The Shrinkage t-test [14] is a regularized version of the Welch's t-test, which replaces the sample variance $s_i^2$ by estimates that are shrunk towards the median variance of all observed data points. Since this approach allows to control the influence of outliers, the Shrinkage t-test is more robust than the standard t-tests. For this reason this method should always be preferred when sample sizes are small. Unlike the other t-tests, the Shrinkage t-test needs to be performed on all data points simultaneously in order to find an appropriate shrinkage estimator. Whenever this test is only applied to one datapoint or there is no difference between the different variances, this formulation is reduced to the standard Welch's t-test.

Suppose we have p data points, then the shrinkage estimator is formulated as follows:

$$\nu_k^*= \hat \lambda^* \nu_{\text{median}} + (1- \hat \lambda^*)\nu_k$$,where $\hat \lambda^*$ is the estimated pooling parameter.

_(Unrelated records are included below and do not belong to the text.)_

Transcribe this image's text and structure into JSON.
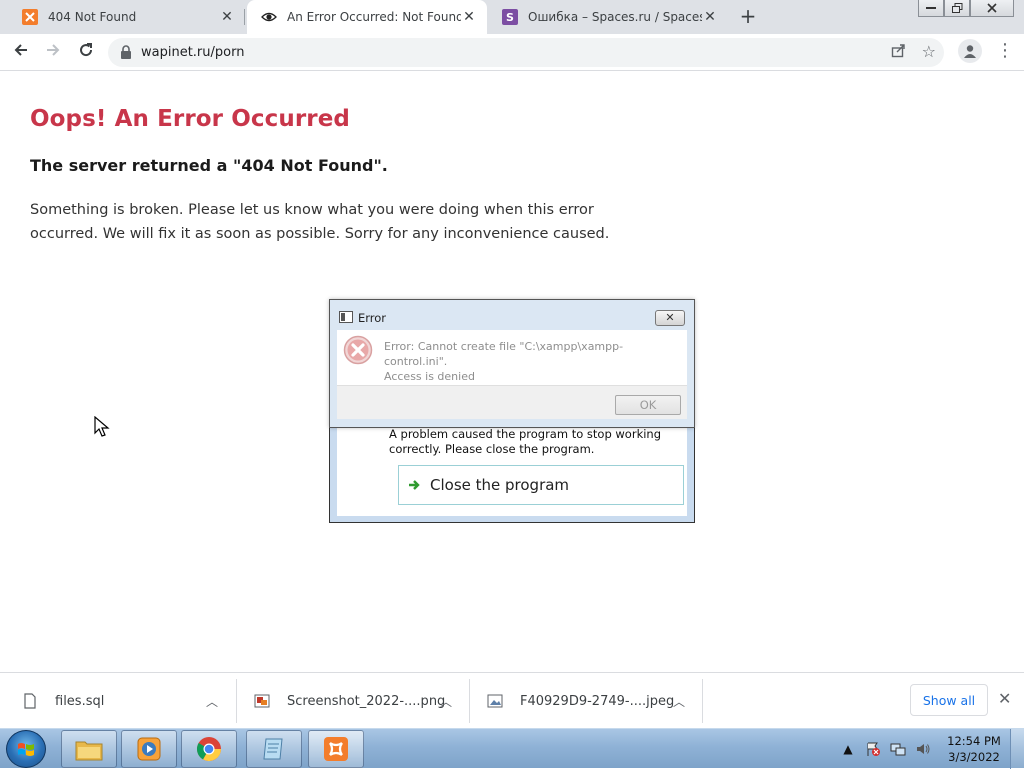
{
  "tabs": [
    {
      "title": "404 Not Found",
      "icon": "xampp-icon"
    },
    {
      "title": "An Error Occurred: Not Found",
      "icon": "eye-icon"
    },
    {
      "title": "Ошибка – Spaces.ru / Spaces.im",
      "icon": "spaces-icon"
    }
  ],
  "address_bar": {
    "url": "wapinet.ru/porn"
  },
  "page": {
    "heading": "Oops! An Error Occurred",
    "subheading": "The server returned a \"404 Not Found\".",
    "line1": "Something is broken. Please let us know what you were doing when this error",
    "line2": "occurred. We will fix it as soon as possible. Sorry for any inconvenience caused."
  },
  "error_dialog": {
    "title": "Error",
    "close_glyph": "✕",
    "message_line1": "Error: Cannot create file \"C:\\xampp\\xampp-control.ini\".",
    "message_line2": "Access is denied",
    "ok_label": "OK"
  },
  "crash_dialog": {
    "message_line1": "A problem caused the program to stop working",
    "message_line2": "correctly. Please close the program.",
    "close_button_label": "Close the program"
  },
  "downloads": [
    {
      "name": "files.sql",
      "icon": "file-icon"
    },
    {
      "name": "Screenshot_2022-....png",
      "icon": "image-icon"
    },
    {
      "name": "F40929D9-2749-....jpeg",
      "icon": "image-icon"
    }
  ],
  "download_shelf": {
    "show_all_label": "Show all"
  },
  "taskbar": {
    "apps": [
      "explorer-icon",
      "media-player-icon",
      "chrome-icon",
      "notepad-icon",
      "xampp-icon"
    ],
    "clock": {
      "time": "12:54 PM",
      "date": "3/3/2022"
    }
  },
  "colors": {
    "heading": "#c8364a",
    "link": "#1a73e8",
    "tabstrip": "#dee1e6"
  }
}
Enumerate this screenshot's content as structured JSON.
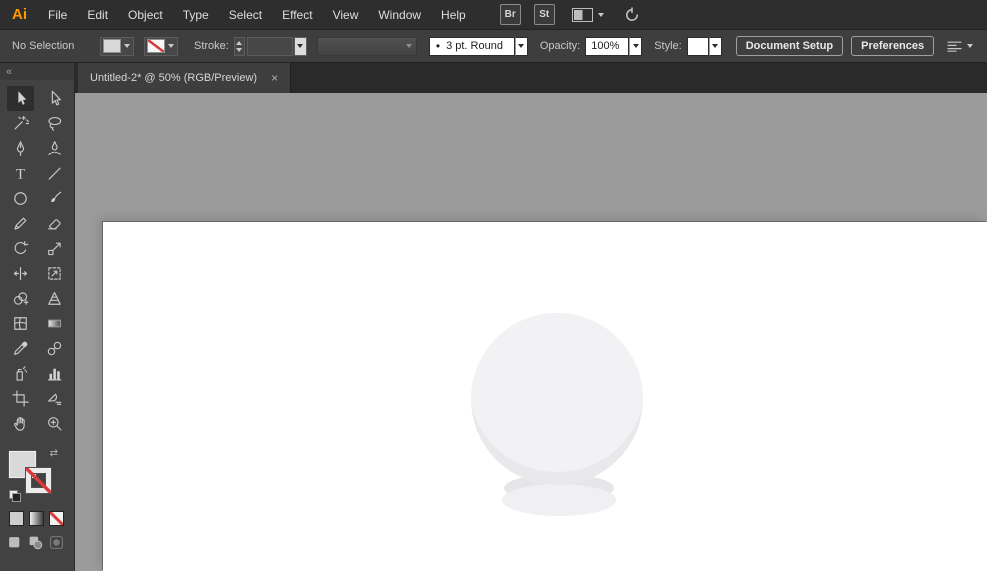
{
  "colors": {
    "none-red": "#d93a3a",
    "canvas": "#9b9b9b",
    "artboard": "#ffffff",
    "sphere": "#f2f2f4",
    "sphere-shade": "#e9e9ec",
    "base-top": "#e6e6e9",
    "base-bottom": "#f0f0f2",
    "logo-orange": "#ff9a00"
  },
  "menubar": {
    "logo": "Ai",
    "items": [
      "File",
      "Edit",
      "Object",
      "Type",
      "Select",
      "Effect",
      "View",
      "Window",
      "Help"
    ],
    "br_label": "Br",
    "st_label": "St"
  },
  "controlbar": {
    "selection_status": "No Selection",
    "stroke_label": "Stroke:",
    "brush_bullet": "•",
    "brush_name": "3 pt. Round",
    "opacity_label": "Opacity:",
    "opacity_value": "100%",
    "style_label": "Style:",
    "document_setup_label": "Document Setup",
    "preferences_label": "Preferences"
  },
  "tabbar": {
    "document_title": "Untitled-2* @ 50% (RGB/Preview)",
    "close_glyph": "×"
  },
  "document": {
    "name": "Untitled-2*",
    "zoom_percent": "50%",
    "color_mode": "RGB/Preview"
  },
  "toolbar": {
    "collapse_glyph": "«",
    "swap_glyph": "⇄",
    "active_tool": "selection",
    "tools": [
      "selection",
      "direct-selection",
      "magic-wand",
      "lasso",
      "pen",
      "curvature",
      "type",
      "line-segment",
      "ellipse",
      "paintbrush",
      "pencil",
      "eraser",
      "rotate",
      "scale",
      "width",
      "free-transform",
      "shape-builder",
      "perspective-grid",
      "mesh",
      "gradient",
      "eyedropper",
      "blend",
      "symbol-sprayer",
      "column-graph",
      "artboard",
      "slice",
      "hand",
      "zoom"
    ]
  }
}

$$\hat \lambda^* = \min ( 1, \frac{\sum_{k=1}^{p}\widehat{Var}(\nu_k)}{\sum_{k=1}^{p}(\nu_k - \nu_{\text{median}})^2} )$$The sample version of the variance can be defined as:

$$\widehat{Var}(\nu_k)= \frac{n}{(n-1)^3} \sum_{i=1}^{n}(w_{ik} - \bar w_k)^2$$ $$\bar x_k = \frac{1}{n} \sum_{i=1}^{n}x_{ik}$$ $$w_{ik} = (x_{ik} - \bar x_{k})^2$$ $$\bar w_k = \frac{1}{n} \sum_{i=1}^{n}w_{ik}$$ $$\nu_k = \frac{n}{n-1} \bar w_k$$The test statistic can be obtained by using Welch's t-test with the shrinkage variance estimate:

$$t_k^* = \frac{\bar x_{k} - \bar y_{k}}{\sqrt{\frac{v_{kx}^*}{n} + \frac{v_{ky}^*}{m}}}$$The corresponding p-value can be obtained accordingly.

### Non-parametric tests

In comparison to parametric tests, non-parametric methods make fewer assumptions about the analyzed data, for example they do not rely on probability distributions of assessed variables [15]. Due to the reliance on fewer assumptions, these approaches are more robust and may be applied in situations where less is known about the analyzed data. For example, non-parametric methods can be applied to samples that have a ranking but no clear numerical interpretation, such as when assessing preferences.

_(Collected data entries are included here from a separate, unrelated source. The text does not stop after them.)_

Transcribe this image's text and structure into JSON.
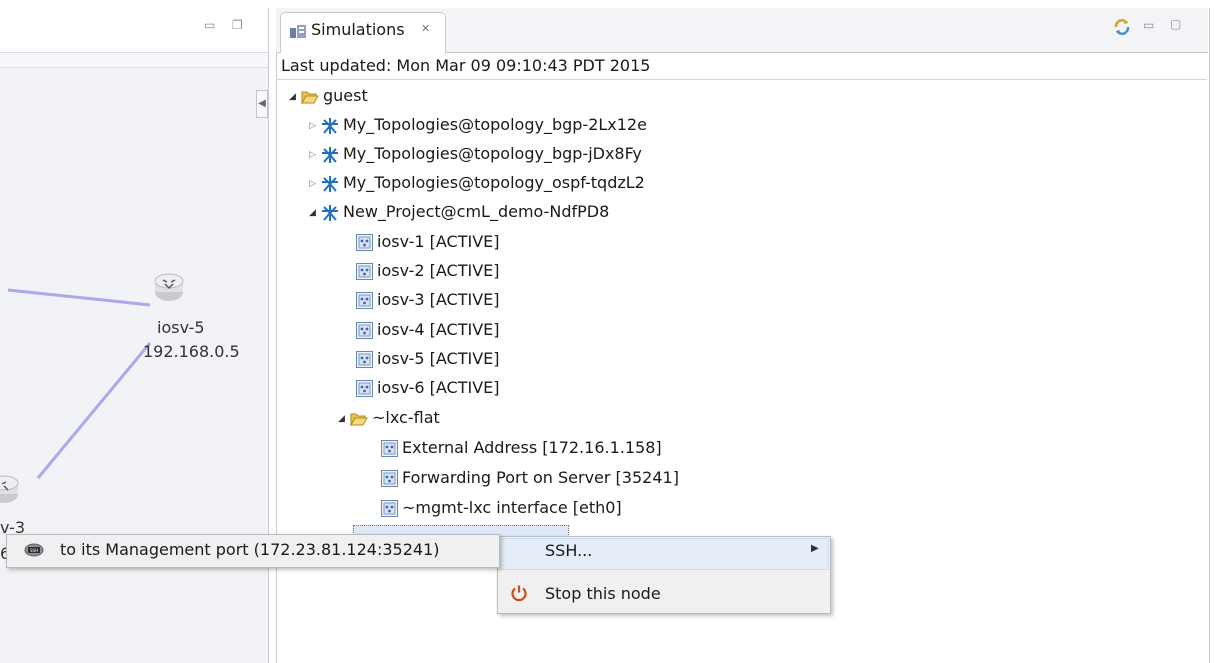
{
  "left_view": {
    "nodes": [
      {
        "name": "iosv-5",
        "ip": "192.168.0.5"
      },
      {
        "name": "v-3",
        "ip": "6"
      }
    ]
  },
  "simulations_view": {
    "tab_title": "Simulations",
    "last_updated": "Last updated: Mon Mar 09 09:10:43 PDT 2015",
    "tree": {
      "root": "guest",
      "topologies": [
        "My_Topologies@topology_bgp-2Lx12e",
        "My_Topologies@topology_bgp-jDx8Fy",
        "My_Topologies@topology_ospf-tqdzL2",
        "New_Project@cmL_demo-NdfPD8"
      ],
      "nodes": [
        "iosv-1  [ACTIVE]",
        "iosv-2  [ACTIVE]",
        "iosv-3  [ACTIVE]",
        "iosv-4  [ACTIVE]",
        "iosv-5  [ACTIVE]",
        "iosv-6  [ACTIVE]"
      ],
      "lxc_folder": "~lxc-flat",
      "lxc_items": [
        "External Address  [172.16.1.158]",
        "Forwarding Port on Server  [35241]",
        "~mgmt-lxc interface  [eth0]"
      ]
    }
  },
  "context_menu": {
    "ssh_label": "SSH...",
    "stop_label": "Stop this node",
    "submenu_label": "to its Management port (172.23.81.124:35241)"
  },
  "colors": {
    "link_line": "#a9a9ec",
    "menu_highlight": "#e5eef8",
    "stop_icon": "#d4481b"
  }
}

#### Wilcoxon rank-sum test

The Wilcoxon rank-sum test [10] is a non-parametric alternative to the independent two-sample t-test which is based solely on the order of the values in the two samples. It can be used to test if two samples are drawn from populations with the same underlying distribution. The test statistic can be obtained as follows:

The results of the two groups $X = (x_{1},x_{2},\ldots,x_{n})$ and $Y = (y_{1},y_{2},\ldots,y_{m})$ are combined and sorted increasingly. Each element in the sorted list receives its rank as new value. In case multiple entries have the same score, the mean of the available rank numbers is assigned to all of them. Based on this information the test statistic is defined as:

$$W = \sum_{i=1}^{n}R(x_{i}) $$$R(x)$ is the rank of value $x_i$ in the sorted and pooled list of values.

For $n > 25$ and $m > 25$, $W_{m,n}$ is approximately normally distributed [10].

The Z-score in this case is:

$$Z = \frac{W - m_W}{s_W}$$ $$m_W = \frac{n(n + m +1)}{2}$$ $$s_W = \sqrt{\frac{n \cdot m (n + m + 1)}{12}}$$A p-value for the $Z$-score can be derived from the standard normal distribution. If a normal approximation is not possible, the p-values for test statistic $W$ can be looked up in a table [11].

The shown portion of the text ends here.